An ideal Indian village will be so constructed as to lend itself to perfect
sanitation. It will have cottages with sufficient light and ventilation
built of a material obtainable within a radius of five miles of it. The
cottages will have courtyards enabling householders to plant vegetables for
domestic use and to house their cattle. The village lanes and streets will
be free of all avoidable dust. It will have wells according to its needs
and accessible to all. It will have houses of worship for all, also a common
meeting place, a village common for grazing its cattle, a co-operative
dairy, primary and secondary schools in which industrial education will be
the central fact, and it will have Panchayats for settling disputes. It will
produce its own grains, vegetables and fruit, and its own Khadi. This is
roughly my idea of a model village. In the present circumstances its
cottages will remain what they are with slight improvements. Given a good zamindar, where there is one, or co-operation among the people, almost the
whole of the programme other than model cottages can be worked out at
expenditure within means of the villagers including the zamindar or
zamindars, without Government assistance. With that assistance there is no
limit to the possibility of village reconstruction. But my task just now is
to discover what the villagers can do to help themselves if they have mutual
co-operation and contribute voluntary labour for the common good. I am
convinced that they can, under intelligent guidance, double the village
income as distinguished from individual income. There are in our villages
inexhaustible resources not for commercial purposes in every case but
certainly for local purposes in almost every case. The greatest tragedy is
the hopeless unwillingness of the villagers to better their lot.

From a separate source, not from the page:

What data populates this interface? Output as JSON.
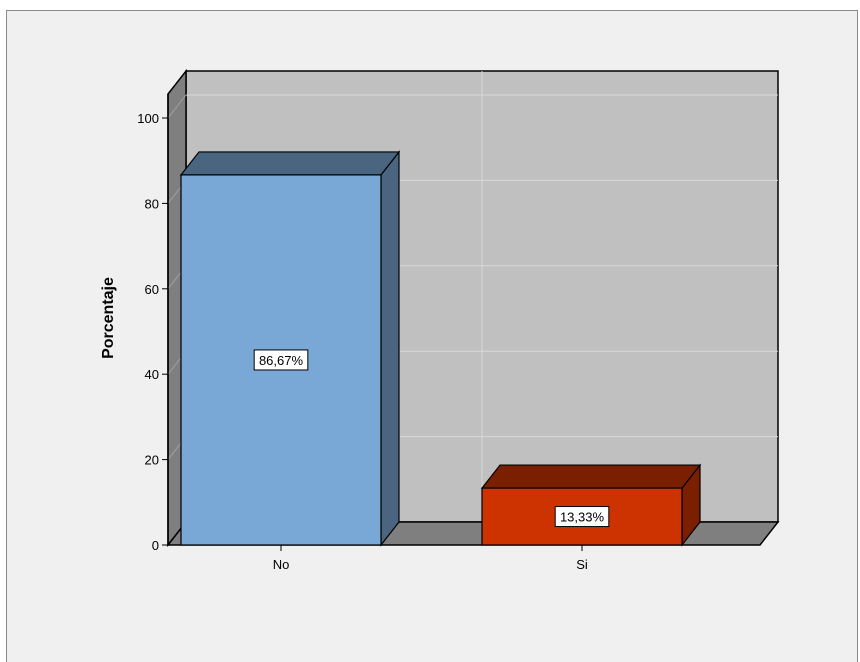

The very first problem the village worker will solve is its sanitation. It is
the most neglected of all the problems that baffle workers and that
undermine physical well-being and breed disease. If the worker became a
voluntary Bhangi, he would begin by collecting night- soil and turning it
into manure and sweeping village streets. He will tell people how and where
they should perform daily functions and speak to them on the value of
sanitation and the great injury caused by its neglect. The worker will
continue to do the work whether the villagers listen to him or not.